Mao a répliqué à ces manœuvres en déclenchant une vaste opération de guérilla – l’offensive dite des «100 régiments». Selon un rapport des services de renseignement américains, sur une période d’à peine trois mois,

«la guérilla a réalisé des centaines d’entailles sur les rails de chemin de fer, causant autant de déraillements. Elle a fait exploser les ponts et les viaducs, attaqué et incendié les gares, et détruit les postes d’aiguillage, les châteaux d’eau et les équipements de signalisation, causant ainsi des dommages sérieux à tout le système ferroviaire du nord de la Chine, qui s’est retrouvé temporairement non fonctionnel. Accessoirement, cela a contraint les troupes de la garnison japonaise à concentrer leurs efforts sur la reconstruction de ces équipements, si bien qu’elles furent incapables de se déployer à la campagne et de détruire les récoltes d’automne.»[9]

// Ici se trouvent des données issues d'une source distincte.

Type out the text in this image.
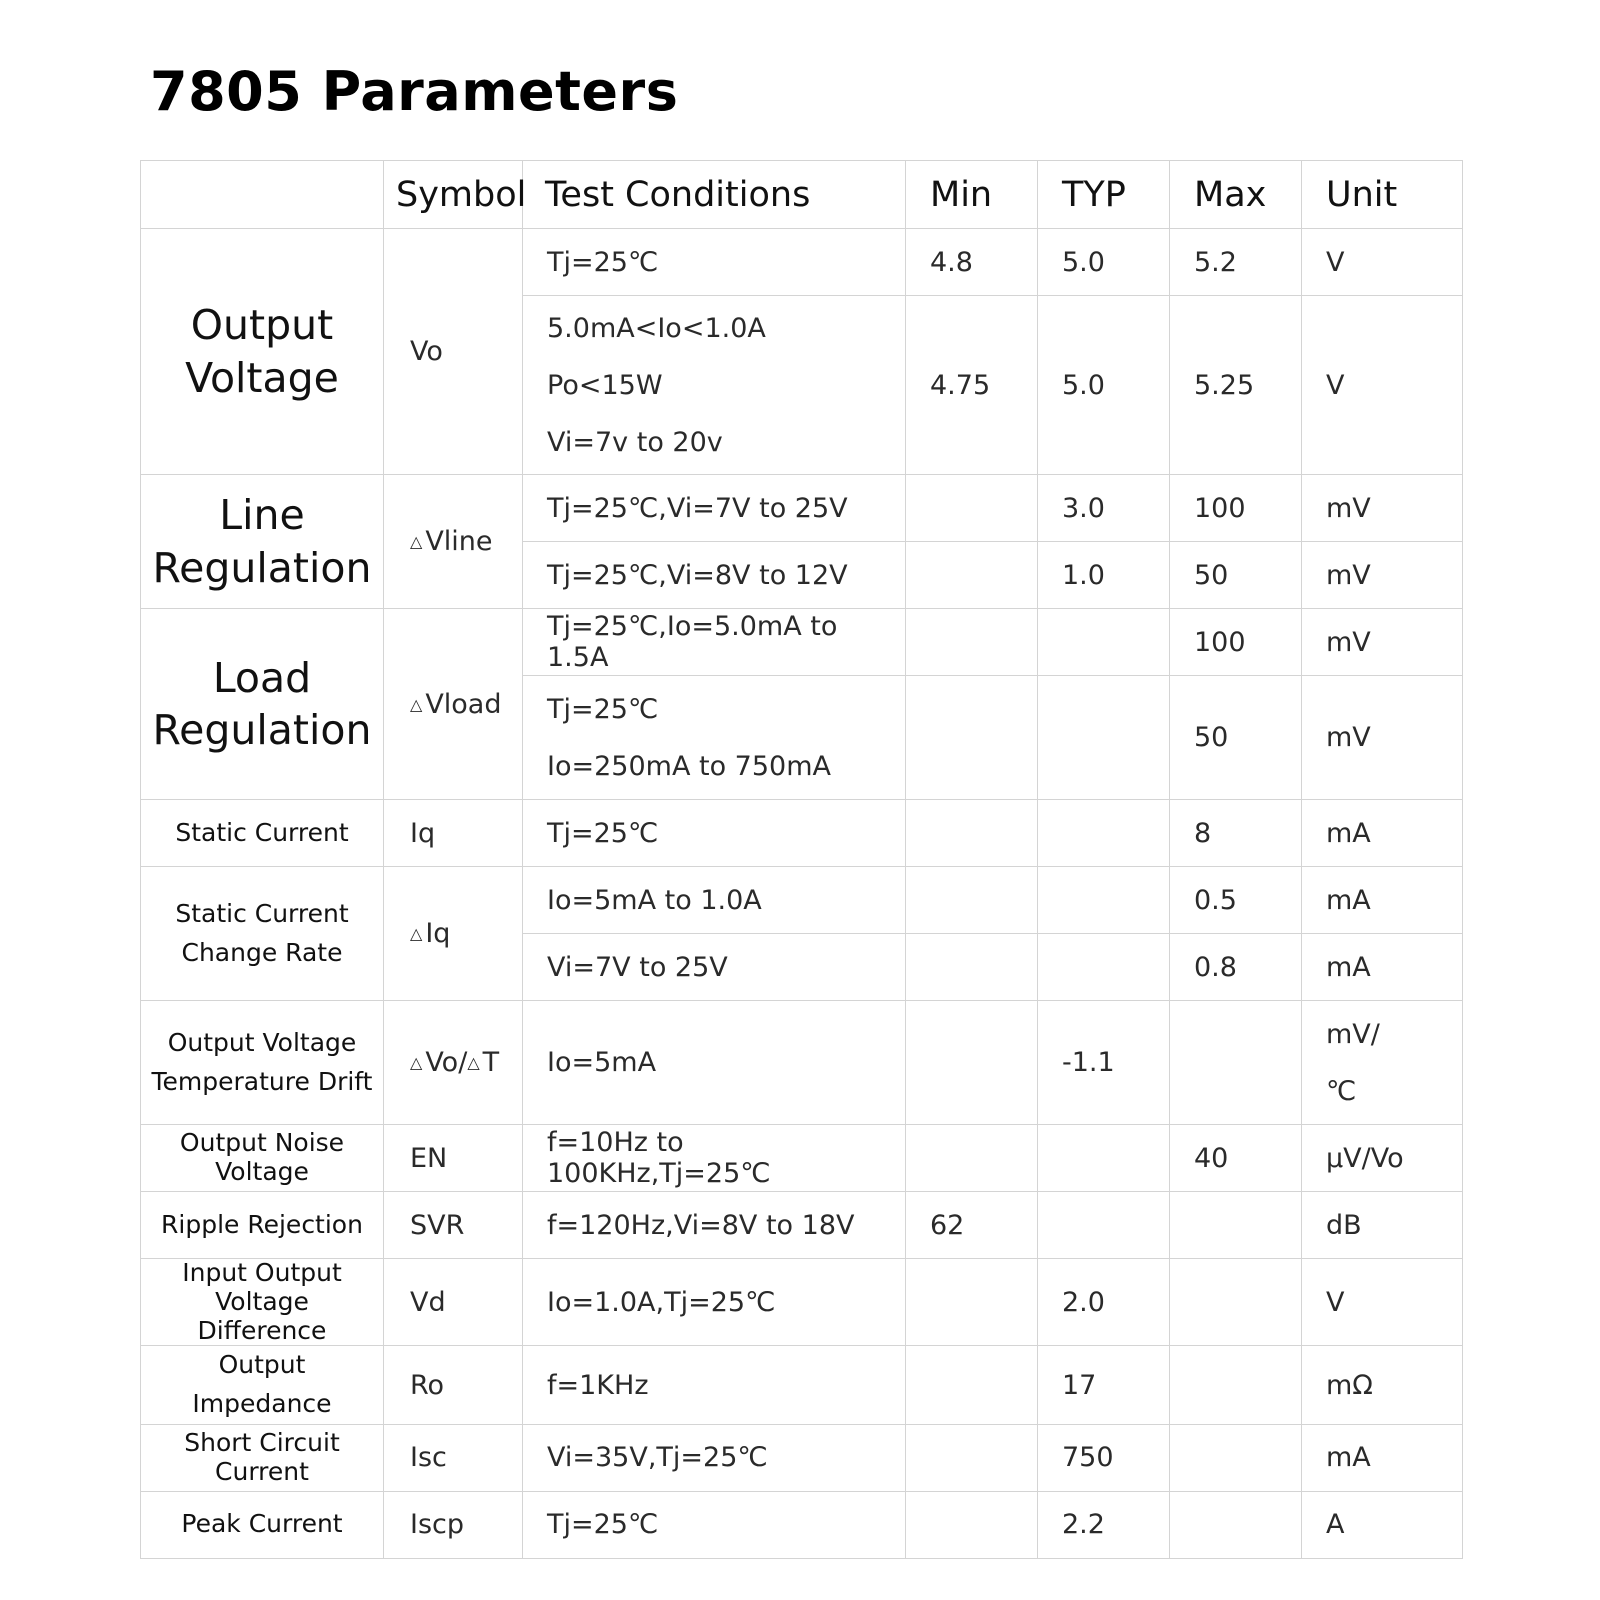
7805 Parameters
	Symbol	Test Conditions	Min	TYP	Max	Unit

Output
Voltage	Vo	Tj=25℃	4.8	5.0	5.2	V

		5.0mA<Io<1.0A
Po<15W
Vi=7v to 20v	4.75	5.0	5.25	V

Line
Regulation	△ Vline	Tj=25℃,Vi=7V to 25V		3.0	100	mV
		Tj=25℃,Vi=8V to 12V		1.0	50	mV

Load
Regulation	△ Vload	Tj=25℃,Io=5.0mA to 1.5A			100	mV

		Tj=25℃
Io=250mA to 750mA			50	mV
Static Current	Iq	Tj=25℃			8	mA

Static Current
Change Rate	△ Iq	Io=5mA to 1.0A			0.5	mA
		Vi=7V to 25V			0.8	mA

Output Voltage
Temperature Drift	△ Vo/△ T	Io=5mA		-1.1		mV/
℃

Output Noise
Voltage	EN	f=10Hz to 100KHz,Tj=25℃			40	μV/Vo
Ripple Rejection	SVR	f=120Hz,Vi=8V to 18V	62			dB

Input Output
Voltage Difference	Vd	Io=1.0A,Tj=25℃		2.0		V
Output Impedance	Ro	f=1KHz		17		mΩ

Short Circuit
Current	Isc	Vi=35V,Tj=25℃		750		mA
Peak Current	Iscp	Tj=25℃		2.2		A
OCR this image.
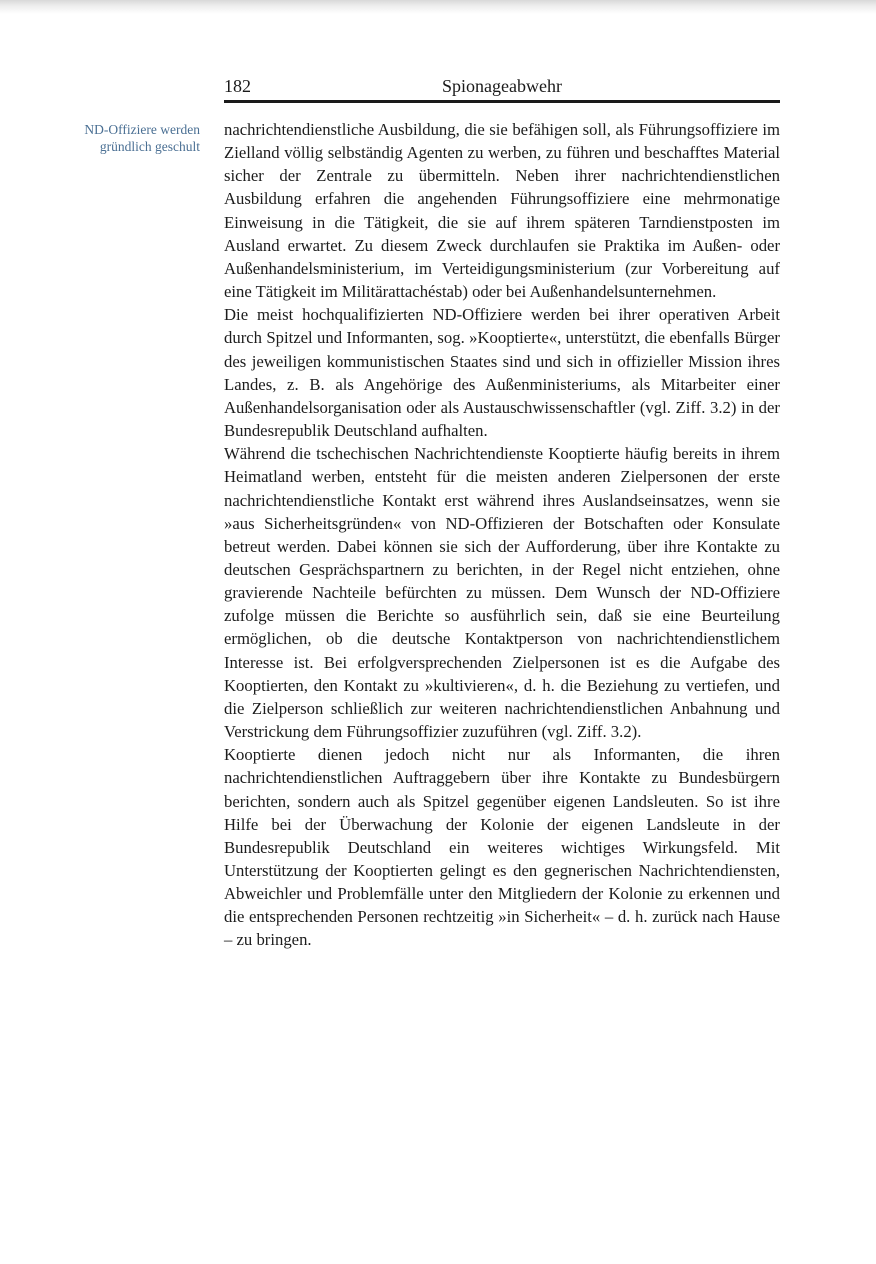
182	Spionageabwehr
ND-Offiziere werden
gründlich geschult

nachrichtendienstliche Ausbildung, die sie befähigen soll, als Führungsoffiziere im Zielland völlig selbständig Agenten zu werben, zu führen und beschafftes Material sicher der Zentrale zu übermitteln. Neben ihrer nachrichtendienstlichen Ausbildung erfahren die angehenden Führungsoffiziere eine mehrmonatige Einweisung in die Tätigkeit, die sie auf ihrem späteren Tarndienstposten im Ausland erwartet. Zu diesem Zweck durchlaufen sie Praktika im Außen- oder Außenhandelsministerium, im Verteidigungsministerium (zur Vorbereitung auf eine Tätigkeit im Militärattachéstab) oder bei Außenhandelsunternehmen.

Die meist hochqualifizierten ND-Offiziere werden bei ihrer operativen Arbeit durch Spitzel und Informanten, sog. »Kooptierte«, unterstützt, die ebenfalls Bürger des jeweiligen kommunistischen Staates sind und sich in offizieller Mission ihres Landes, z. B. als Angehörige des Außenministeriums, als Mitarbeiter einer Außenhandelsorganisation oder als Austauschwissenschaftler (vgl. Ziff. 3.2) in der Bundesrepublik Deutschland aufhalten.

Während die tschechischen Nachrichtendienste Kooptierte häufig bereits in ihrem Heimatland werben, entsteht für die meisten anderen Zielpersonen der erste nachrichtendienstliche Kontakt erst während ihres Auslandseinsatzes, wenn sie »aus Sicherheitsgründen« von ND-Offizieren der Botschaften oder Konsulate betreut werden. Dabei können sie sich der Aufforderung, über ihre Kontakte zu deutschen Gesprächspartnern zu berichten, in der Regel nicht entziehen, ohne gravierende Nachteile befürchten zu müssen. Dem Wunsch der ND-Offiziere zufolge müssen die Berichte so ausführlich sein, daß sie eine Beurteilung ermöglichen, ob die deutsche Kontaktperson von nachrichtendienstlichem Interesse ist. Bei erfolgversprechenden Zielpersonen ist es die Aufgabe des Kooptierten, den Kontakt zu »kultivieren«, d. h. die Beziehung zu vertiefen, und die Zielperson schließlich zur weiteren nachrichtendienstlichen Anbahnung und Verstrickung dem Führungsoffizier zuzuführen (vgl. Ziff. 3.2).

Kooptierte dienen jedoch nicht nur als Informanten, die ihren nachrichtendienstlichen Auftraggebern über ihre Kontakte zu Bundesbürgern berichten, sondern auch als Spitzel gegenüber eigenen Landsleuten. So ist ihre Hilfe bei der Überwachung der Kolonie der eigenen Landsleute in der Bundesrepublik Deutschland ein weiteres wichtiges Wirkungsfeld. Mit Unterstützung der Kooptierten gelingt es den gegnerischen Nachrichtendiensten, Abweichler und Problemfälle unter den Mitgliedern der Kolonie zu erkennen und die entsprechenden Personen rechtzeitig »in Sicherheit« – d. h. zurück nach Hause – zu bringen.
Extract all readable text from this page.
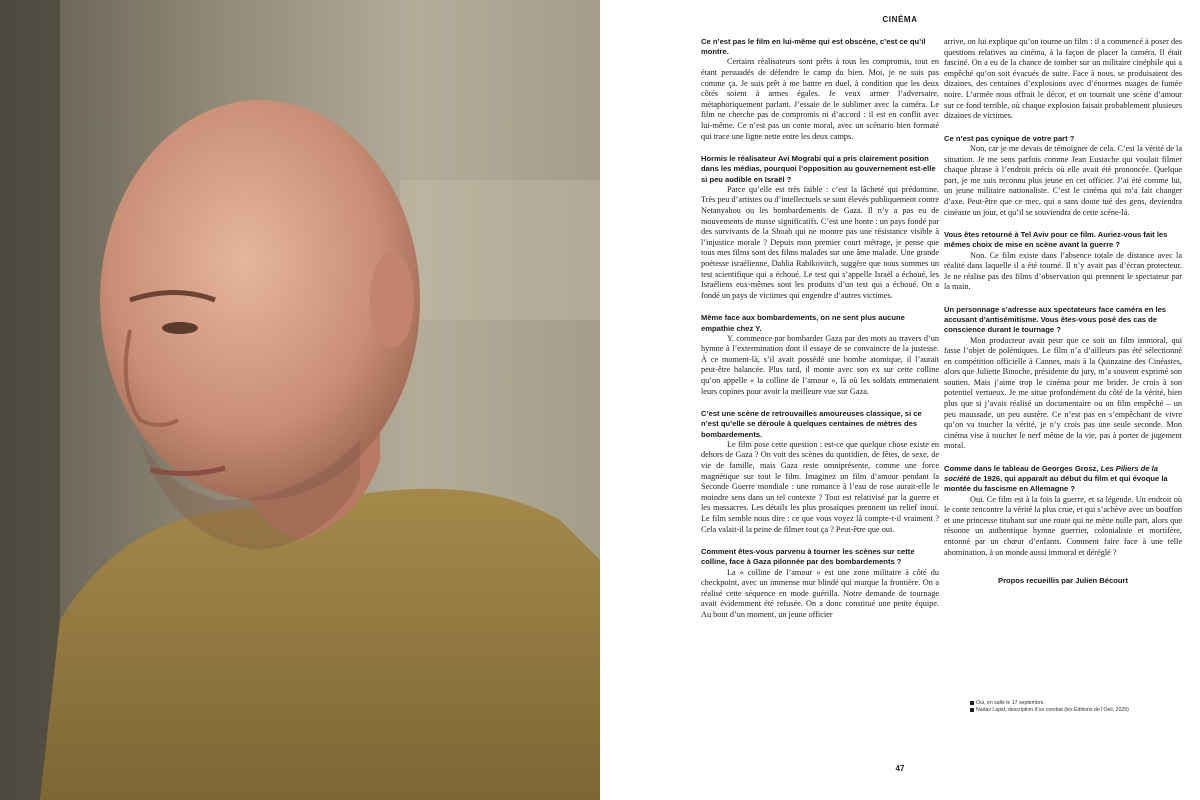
CINÉMA

Ce n’est pas le film en lui-même qui est obscène, c’est ce qu’il montre.

Certains réalisateurs sont prêts à tous les compromis, tout en étant persuadés de défendre le camp du bien. Moi, je ne suis pas comme ça. Je suis prêt à me battre en duel, à condition que les deux côtés soient à armes égales. Je veux armer l’adversaire, métaphoriquement parlant. J’essaie de le sublimer avec la caméra. Le film ne cherche pas de compromis ni d’accord : il est en conflit avec lui-même. Ce n’est pas un conte moral, avec un scénario bien formaté qui trace une ligne nette entre les deux camps.

Hormis le réalisateur Avi Mograbi qui a pris clairement position dans les médias, pourquoi l’opposition au gouvernement est-elle si peu audible en Israël ?

Parce qu’elle est très faible : c’est la lâcheté qui prédomine. Très peu d’artistes ou d’intellectuels se sont élevés publiquement contre Netanyahou ou les bombardements de Gaza. Il n’y a pas eu de mouvements de masse significatifs. C’est une honte : un pays fondé par des survivants de la Shoah qui ne montre pas une résistance visible à l’injustice morale ? Depuis mon premier court métrage, je pense que tous mes films sont des films malades sur une âme malade. Une grande poétesse israélienne, Dahlia Rabikovitch, suggère que nous sommes un test scientifique qui a échoué. Le test qui s’appelle Israël a échoué, les Israéliens eux-mêmes sont les produits d’un test qui a échoué. On a fondé un pays de victimes qui engendre d’autres victimes.

Même face aux bombardements, on ne sent plus aucune empathie chez Y.

Y. commence par bombarder Gaza par des mots au travers d’un hymne à l’extermination dont il essaye de se convaincre de la justesse. À ce moment-là, s’il avait possédé une bombe atomique, il l’aurait peut-être balancée. Plus tard, il monte avec son ex sur cette colline qu’on appelle « la colline de l’amour », là où les soldats emmenaient leurs copines pour avoir la meilleure vue sur Gaza.

C’est une scène de retrouvailles amoureuses classique, si ce n’est qu’elle se déroule à quelques centaines de mètres des bombardements.

Le film pose cette question : est-ce que quelque chose existe en dehors de Gaza ? On voit des scènes du quotidien, de fêtes, de sexe, de vie de famille, mais Gaza reste omniprésente, comme une force magnétique sur tout le film. Imaginez un film d’amour pendant la Seconde Guerre mondiale : une romance à l’eau de rose aurait-elle le moindre sens dans un tel contexte ? Tout est relativisé par la guerre et les massacres. Les détails les plus prosaïques prennent un relief inouï. Le film semble nous dire : ce que vous voyez là compte-t-il vraiment ? Cela valait-il la peine de filmer tout ça ? Peut-être que oui.

Comment êtes-vous parvenu à tourner les scènes sur cette colline, face à Gaza pilonnée par des bombardements ?

La « colline de l’amour » est une zone militaire à côté du checkpoint, avec un immense mur blindé qui marque la frontière. On a réalisé cette séquence en mode guérilla. Notre demande de tournage avait évidemment été refusée. On a donc constitué une petite équipe. Au bout d’un moment, un jeune officier

arrive, on lui explique qu’on tourne un film : il a commencé à poser des questions relatives au cinéma, à la façon de placer la caméra. Il était fasciné. On a eu de la chance de tomber sur un militaire cinéphile qui a empêché qu’on soit évacués de suite. Face à nous, se produisaient des dizaines, des centaines d’explosions avec d’énormes nuages de fumée noire. L’armée nous offrait le décor, et on tournait une scène d’amour sur ce fond terrible, où chaque explosion faisait probablement plusieurs dizaines de victimes.

Ce n’est pas cynique de votre part ?

Non, car je me devais de témoigner de cela. C’est la vérité de la situation. Je me sens parfois comme Jean Eustache qui voulait filmer chaque phrase à l’endroit précis où elle avait été prononcée. Quelque part, je me suis reconnu plus jeune en cet officier. J’ai été comme lui, un jeune militaire nationaliste. C’est le cinéma qui m’a fait changer d’axe. Peut-être que ce mec, qui a sans doute tué des gens, deviendra cinéaste un jour, et qu’il se souviendra de cette scène-là.

Vous êtes retourné à Tel Aviv pour ce film. Auriez-vous fait les mêmes choix de mise en scène avant la guerre ?

Non. Ce film existe dans l’absence totale de distance avec la réalité dans laquelle il a été tourné. Il n’y avait pas d’écran protecteur. Je ne réalise pas des films d’observation qui prennent le spectateur par la main.

Un personnage s’adresse aux spectateurs face caméra en les accusant d’antisémitisme. Vous êtes-vous posé des cas de conscience durant le tournage ?

Mon producteur avait peur que ce soit un film immoral, qui fasse l’objet de polémiques. Le film n’a d’ailleurs pas été sélectionné en compétition officielle à Cannes, mais à la Quinzaine des Cinéastes, alors que Juliette Binoche, présidente du jury, m’a souvent exprimé son soutien. Mais j’aime trop le cinéma pour me brider. Je crois à son potentiel vertueux. Je me situe profondément du côté de la vérité, bien plus que si j’avais réalisé un documentaire ou un film empêché – un peu maussade, un peu austère. Ce n’est pas en s’empêchant de vivre qu’on va toucher la vérité, je n’y crois pas une seule seconde. Mon cinéma vise à toucher le nerf même de la vie, pas à porter de jugement moral.

Comme dans le tableau de Georges Grosz, Les Piliers de la société de 1926, qui apparaît au début du film et qui évoque la montée du fascisme en Allemagne ?

Oui. Ce film est à la fois la guerre, et sa légende. Un endroit où le conte rencontre la vérité la plus crue, et qui s’achève avec un bouffon et une princesse titubant sur une route qui ne mène nulle part, alors que résonne un authentique hymne guerrier, colonialiste et mortifère, entonné par un chœur d’enfants. Comment faire face à une telle abomination, à un monde aussi immoral et déréglé ?

Propos recueillis par Julien Bécourt
Oui, en salle le 17 septembre.
Nadav Lapid, description d’un combat (les Éditions de l’Oeil, 2025)
47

Une des faiblesses les plus importantes de l’analyse présentée par Taiaiake, c’est sa compréhension pour le moins limitée de ce qu’est une insurrection. En présentant les insurgés comme des bandits armés qui commettent des actes de terreur quasiment au hasard (ou qui fantasment à ce propos), Taiaiake ne fait pas que parodier la propagande de l’État: il se livre à une simplification outrancière. Une insurrection, ce n’est pas seulement le fait d’un mouvement de guérilla; c’est aussi celui d’un mouvement de résistance bien plus large, comprenant divers groupes parmi la population. Par conséquent, on y retrouve diverses stratégies et tactiques, violentes et non-violentes. En fait, l’action militaire n’est qu’une composante, relativement mineure, d’une insurrection, qui inclut aussi des aspects politiques, économiques, psychologiques et culturels – tout cela s’inscrivant dans le cadre d’une résistance globale. Cela, les experts en contre-insurrection l’ont bien compris.

L’importance de l’action militaire varie en fonction de divers facteurs, tels les conditions sociales et géographiques, les actions menées par l’ennemi, et le degré d’acceptation de la lutte armée parmi la population. La notion d’autodéfense armée mise de l’avant par Taiaiake m’apparaît moins comme une stratégie de résistance que comme une tentative d’attirer vers lui les warriors, en tablant sur ce que j’appellerais le «syndrome du simple soldat»: c’est-à-dire cette tendance, de la part de certains, à vouloir être reconnus comme assumant leur responsabilité de défendre leur peuple, tout en se libérant du fardeau d’analyser les conditions et les moyens du combat. Taiaiake peut apparaître comme une bouée pour ces combattants, dans la mesure où il semble avoir la capacité de leur fournir une analyse qui justifie cette approche du «simple soldat». Mais ce n’est là qu’une illusion. Mao Zedong, qui possédait une réelle expérience en la matière – il a non seulement dirigé un mouvement de résistance, mais il a remporté la victoire contre la classe dominante chinoise et l’armée impériale japonaise – avait ceci à dire sur le syndrome du «simple soldat»:

«Il y a des militaristes qui disent: “Nous ne sommes pas intéressés par la politique, mais seulement par la lutte armée.” Ces militaristes à l’esprit borné doivent prendre conscience du rapport qui existe entre les affaires politiques et militaires… Sans objectif politique clair, une guerre de guérilla est condamnée à subir la défaite, car elle ne réussira pas à gagner la sympathie, la coopération et l’aide des masses populaires… Fondamentalement, la guerre de guérilla émerge des masses et est appuyée par elles; elle ne peut exister, et encore moins triompher si elle demeure séparée de leur appui et de leur coopération.» [10]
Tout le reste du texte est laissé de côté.